ARM's New Chip Design Targets Self-Driving Cars
IPV reported that the new design, DynamIQ, is an update to ARM's existing Cortex-A offering. Furthermore, the latter made up almost 20 percent of all ARM-based chips in the first three-quarters of 2016, according to the company's last available regulatory filing.
The new design may help ARM, bought for $32 billion last year by SoftBank Group Corp., compete with chips engineered for neural networks, a promising type of artificial intelligence software.

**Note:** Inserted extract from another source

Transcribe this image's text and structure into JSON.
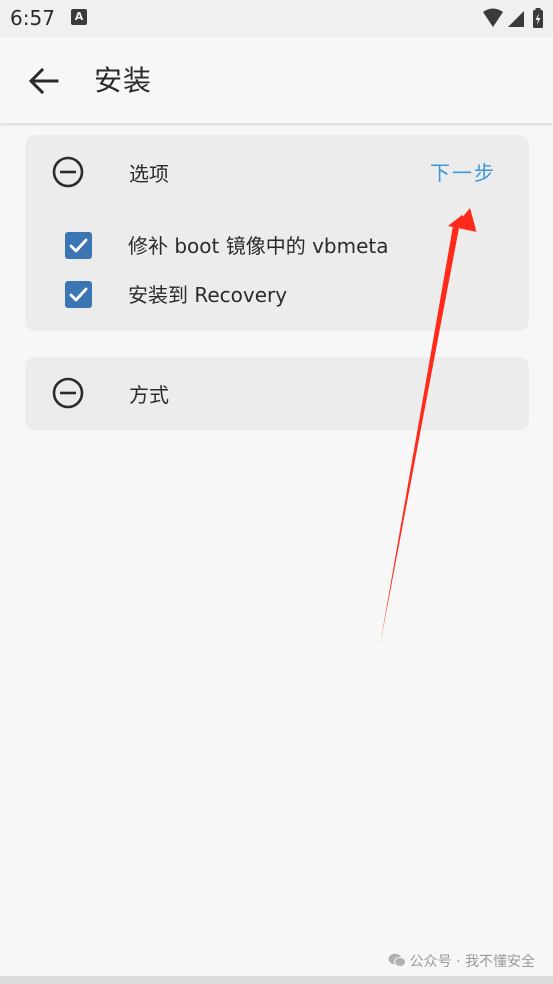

Rivals like Intel Corp. and International Business Machines Corp. have recently unveiled chips designed for these applications.
SoftBank Chief Executive Officer Masayoshi Son snapped up ARM to bet on the Internet of Things as the idea that everything from refrigerators to industrial robots will be connected to the Internet in the future. Masayoshi also hopes that ARM will become the leading designer of chips in these devices.
AI Are Driving New Chip Designs
According to Extreme Tech, after largely sitting out the AI market, AMD is positioning its upcoming Vega products for AI and HPC workloads. Moreover, Nvidia is making a huge push into self-driving vehicles, Tesla already has its Autopilot feature on the market, and Alphabet's Waymo project could team up with Honda to bring self-driving cars out by 2020.
Fans tend to think about the markets for these products as being strictly tied to the sale of just one vehicle. However, the number of discrete components that go into creating one self-driving car is enormous hard.
In simple terms, nobody really knows what killer capabilities, analytics, or technologies will be the first to drive mass consumer adoption and support. However, if time can change as technology, battery life, and software all improve, the one self-driving car is might come out very soon.